On 21/07/2016 6:41 p.m., FredB wrote:
> Hello,
> 
> I wonder what headers can be see by squid with a SSL website ? Without 
> SSLBump of course
> In my logs I'm seeing User-Agent, Proxy-Authorization and some others but 
> when I try to put some new headers it works only with an HTTP website
> 
> I can't do that ? What are the limitations ?
> 
> My goal is to mark in logs a specific information from a user for all proxies 
> (proxy chaining)
> 


What can be expected to sometimes happen are:

 All the RFC 7230 headers (Host, Connection, TE, Transfer-Encoding, Via,
Date, Forwarded, etc) which are defined for negotiating the Transport
itself can be expected *if* the sending agent supports those mechanisms.

 The RFC 7231 control headers (Upgrade, etc) which determine application
specific changes to the transport.

 The RFC 7235 Proxy-Auth* headers which authenticate the transport hop.

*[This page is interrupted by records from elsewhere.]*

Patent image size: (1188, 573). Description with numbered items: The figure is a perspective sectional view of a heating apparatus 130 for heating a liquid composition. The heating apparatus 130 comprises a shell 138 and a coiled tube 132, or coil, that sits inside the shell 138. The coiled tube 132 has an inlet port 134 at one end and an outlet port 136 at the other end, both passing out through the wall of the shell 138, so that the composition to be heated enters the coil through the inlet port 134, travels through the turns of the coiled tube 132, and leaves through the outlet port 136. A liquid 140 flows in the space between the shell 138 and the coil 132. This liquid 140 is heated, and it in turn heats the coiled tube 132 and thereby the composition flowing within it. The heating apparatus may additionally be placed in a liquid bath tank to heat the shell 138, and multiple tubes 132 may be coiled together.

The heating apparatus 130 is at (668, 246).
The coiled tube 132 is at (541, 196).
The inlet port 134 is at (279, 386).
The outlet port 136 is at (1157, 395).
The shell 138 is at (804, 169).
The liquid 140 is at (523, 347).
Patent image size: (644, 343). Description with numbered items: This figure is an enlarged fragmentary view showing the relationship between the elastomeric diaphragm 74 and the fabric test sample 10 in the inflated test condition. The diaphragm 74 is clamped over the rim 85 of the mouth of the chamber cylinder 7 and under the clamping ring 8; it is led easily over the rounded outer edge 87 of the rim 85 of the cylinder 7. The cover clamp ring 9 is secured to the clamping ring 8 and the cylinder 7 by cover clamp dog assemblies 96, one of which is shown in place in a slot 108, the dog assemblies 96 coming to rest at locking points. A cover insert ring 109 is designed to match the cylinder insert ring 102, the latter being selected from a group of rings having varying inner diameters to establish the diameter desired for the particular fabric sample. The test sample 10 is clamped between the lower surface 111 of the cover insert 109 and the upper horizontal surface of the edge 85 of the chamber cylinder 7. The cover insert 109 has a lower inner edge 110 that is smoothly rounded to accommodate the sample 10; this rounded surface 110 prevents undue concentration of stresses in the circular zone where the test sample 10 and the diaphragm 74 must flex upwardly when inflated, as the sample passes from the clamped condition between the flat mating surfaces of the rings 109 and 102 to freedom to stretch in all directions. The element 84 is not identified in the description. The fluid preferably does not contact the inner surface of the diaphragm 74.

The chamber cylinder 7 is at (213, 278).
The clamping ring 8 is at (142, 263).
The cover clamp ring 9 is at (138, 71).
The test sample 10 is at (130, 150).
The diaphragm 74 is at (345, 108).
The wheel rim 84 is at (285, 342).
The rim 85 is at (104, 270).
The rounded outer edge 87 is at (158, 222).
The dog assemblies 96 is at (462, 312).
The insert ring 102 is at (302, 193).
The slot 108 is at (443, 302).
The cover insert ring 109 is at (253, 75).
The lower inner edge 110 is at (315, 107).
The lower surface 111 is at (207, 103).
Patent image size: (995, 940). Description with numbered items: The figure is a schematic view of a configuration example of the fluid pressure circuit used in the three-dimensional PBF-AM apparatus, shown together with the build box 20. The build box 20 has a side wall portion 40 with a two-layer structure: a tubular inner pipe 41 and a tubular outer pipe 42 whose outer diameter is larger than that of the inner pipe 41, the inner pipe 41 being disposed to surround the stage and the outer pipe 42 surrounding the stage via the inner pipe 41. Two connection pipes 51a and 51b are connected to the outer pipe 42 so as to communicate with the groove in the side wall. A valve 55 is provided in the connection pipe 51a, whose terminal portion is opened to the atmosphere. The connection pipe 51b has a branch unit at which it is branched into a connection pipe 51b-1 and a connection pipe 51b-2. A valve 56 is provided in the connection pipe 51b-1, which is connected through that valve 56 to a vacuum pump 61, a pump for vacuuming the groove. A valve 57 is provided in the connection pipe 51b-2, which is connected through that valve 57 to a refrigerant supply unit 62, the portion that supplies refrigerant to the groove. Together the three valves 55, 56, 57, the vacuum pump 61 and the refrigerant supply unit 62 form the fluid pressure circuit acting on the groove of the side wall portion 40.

For example; The Squid generated CONNECT for bypassing bumping and
unsupported protocols only sends Host. Browser and other UA send a lot more.

The User-Agent line is optional. I expect that will disappear when
browsers get a lot more onboard with privacy concerns.


The other headers defined for HTTP which usually define or negotiate the
data content of messages, or custom header from web applications can all
be expected to be absent.
 eg. Accept-* and Content-*, Cookie, Set-Cookie, WWW-Auth* etc.